さらにイエス様は、このように言われます。三節。

 施しをするときは、右の手のすることを左の手に知らせてはならない。

 驚くようなイエス様の一言です。自分のしていることを、自分にも知らせるな、ということです。つまり、舞台のイメージで言うと、舞台の上の自分を見ている客席に、もう一人の自分が座っているです。そしてそのお客である自分が、自分のすることを褒める。「あなたは、よくやっている。あなたがしたことは、賞賛にあたいする!」。そして懸命に、自分で自分に拍手を送る。
 イエス様は言われるのです。「それも、やめなさい。あなたは、それも、する必要はないのだ」。なぜならば、四節。

 あなたの施しを人目につかせないためである。そうすれば、隠れたことを見ておられる父が、あなたに報いてくださる。

 「隠れたことを見ておられる父」。つまり、神様が、あなたを見ていてくださる。しかも、父として、あなたをご自分の子どもとして受け入れてくださった父として、神様が、あなたを見ていてくださる。そして、父なる神様は、あなたに報いてくださるのだ。それでいいではないか。それで充分ではないか。いや、それこそ、最も大事なことではないか。イエス様はそのようにお語りになる。
 
 先ほど、「偽善者」という言葉の説明をいたしました。「偽善者」は、元々、「俳優」という言葉からできた、と。そのことを元にして、このように、聖書の言葉を深めた人がいました。その人はこのように言うのです。
 
 古代ギリシャにおいて、舞台に立つ俳優は、仮面(マスク)をかぶっていた。日本で言うと、能面のようなもので、その仮面をつけかえることによって、一人で何役も演じた。「偽善者」という言葉は、その仮面を付け替える役者から来ている。我々は、偽善者と聞くと、よほど悪い人を考えるが、仮面をかぶり、別の役を演じるのは、我々がいつもしていることではないか。

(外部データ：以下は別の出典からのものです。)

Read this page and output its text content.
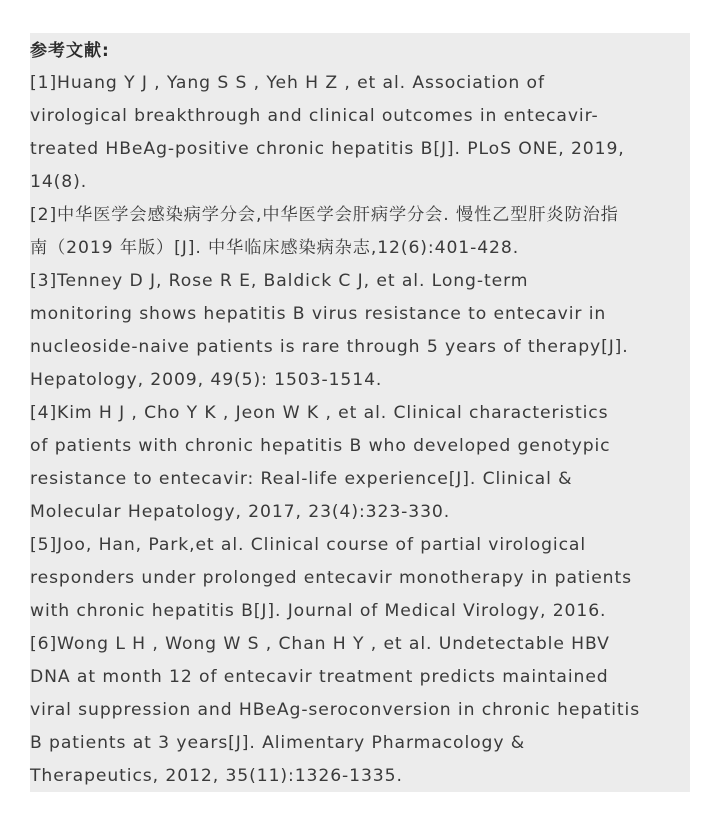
参考文献:
[1]Huang Y J , Yang S S , Yeh H Z , et al. Association of
virological breakthrough and clinical outcomes in entecavir-
treated HBeAg-positive chronic hepatitis B[J]. PLoS ONE, 2019,
14(8).
[2]中华医学会感染病学分会,中华医学会肝病学分会. 慢性乙型肝炎防治指
南（2019 年版）[J]. 中华临床感染病杂志,12(6):401-428.
[3]Tenney D J, Rose R E, Baldick C J, et al. Long-term
monitoring shows hepatitis B virus resistance to entecavir in
nucleoside-naive patients is rare through 5 years of therapy[J].
Hepatology, 2009, 49(5): 1503-1514.
[4]Kim H J , Cho Y K , Jeon W K , et al. Clinical characteristics
of patients with chronic hepatitis B who developed genotypic
resistance to entecavir: Real-life experience[J]. Clinical &
Molecular Hepatology, 2017, 23(4):323-330.
[5]Joo, Han, Park,et al. Clinical course of partial virological
responders under prolonged entecavir monotherapy in patients
with chronic hepatitis B[J]. Journal of Medical Virology, 2016.
[6]Wong L H , Wong W S , Chan H Y , et al. Undetectable HBV
DNA at month 12 of entecavir treatment predicts maintained
viral suppression and HBeAg-seroconversion in chronic hepatitis
B patients at 3 years[J]. Alimentary Pharmacology &
Therapeutics, 2012, 35(11):1326-1335.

人前で仮面をかぶり、それで自分を隠し通している。
 (その人は、そのように語り、そしてこう言うのです。)
 「しかし、我々、仮面の下では、ひとりぼっちなのである。」
 うっと思いました。私たち誰しも、仮面をつけている。人の目が気になり、人前で別の自分を演じる。しかし、仮面の下では、ひとりぼっち、寂しく孤独に苦しんでいる。
 確かにそうだな、と思いました。そしてそこで、私が思ったことは、「だから、誰かに褒めてほしい」ということです。孤独だから、ひとりぼっちだから、自分がしていることを誰かに認めてもらいたい。施し、愛の行い、「あなたは、よくやっているね」。そう言って、評価してほしい。最低でも、その愛の行いをした相手から、「ありがとう」の一言が欲しい。しかし、それがかなわないと、私たちは、自分で自分を褒めるしかなくなる。
 そう考えていったときに、私は、あっと思いました。イエス様は、そのような私たちの孤独を本当によく知っていてくださったのではないか。仮面をかぶり、その下で孤独に苦しんでいる、その私たちの寂しさを、イエス様は、とてもよく理解してくださっていたのではないか。だから、この一連の言葉をお語りになった。そして、力強く言われる。「あなたは、孤独ではない! 父なる神が、あなたの隠れているところも、すべて見ていてくださる。人から褒めてもらえなくても、また自分で自分を褒めることをしなくても、神様、あなたの天の愛するお父さんが、あなたのことをちゃんと見ていてくださっているし、あなたのための報いをちゃんと天で用意してくださっている。だから、人から褒められようと思って、施しをするな。自分で自分を褒めるのも、もうやめよ。人ではなく、神様。神様のことを思い、神様のことを第一にしてごらん。神様は、あなたがたを愛しているまことの父なのだから」。イエス様は、私たちにそのように言われる。
 
 ある説教者が、この箇所の説教を語り、その説教の最後のほうで、このように語っていました。
 「キリストの十字架を思い起こすことなしに、この御言を読むことはできない」。
 私、どういうことだろうと思って、もっと詳しく知りたかったのですが、その説教者は、それ以上のことはあまり詳しく語っていませんでした。おそらく、聴き手への投げかけ。「それぞれ、イエス様の十字架を思い起こしながら、今日の御言を読んでごらん」、そのように投げかけて、説教を終えたのかも知れません。
 そこで私、それを受け止めまして、今日の御言をイエス様の十字架を思い起こしながら、何度も読んでみたのです。そして思ったのは、「人から全く褒められずに、それどころか、あざけられ、笑われ、そして地上では、何の報いも受けなかった。それこそが、イエス様であり、イエス様の十字架であった」、改めて、私そのことを思ったのです。
 まさに、イエス様こそが、最大の施しをしてくださった方なのです。神の身分でありながら、しもべの身分となり、私たち罪人たちのために、ご自分の身を献げてくださった。イエス様が、ゴルゴタへの道を十字架を背負いながら歩いたとき、誰一人として、「ああ、なんて素晴らしい愛の行為をしているのか」とは言わなかった。しかし、天の父なる神様は、そのイエス様に報いてくださった。イエス様をおよみがえりの命とし、ご自分のもと、天に引き上げ、あらゆる名にまさる名をイエス様にお与えになってくださった。
 その父なる神様に、私たちもいつも、見ていただいているのです。その神様に、私たちも、愛され、期待され、そしてその神様が、私たちを褒めてくださる。私たち、これ以上、何を望むのか。
 
 私たちも、イエス様のように自分を施す歩みをする。
 人から褒められなくても、この世で報われることがなくても、「神様、イエス様、あなたが見てくださっていますね。神様、イエス様、あなたが喜んでくださっていますね」、私たちは、それで充分なのであります。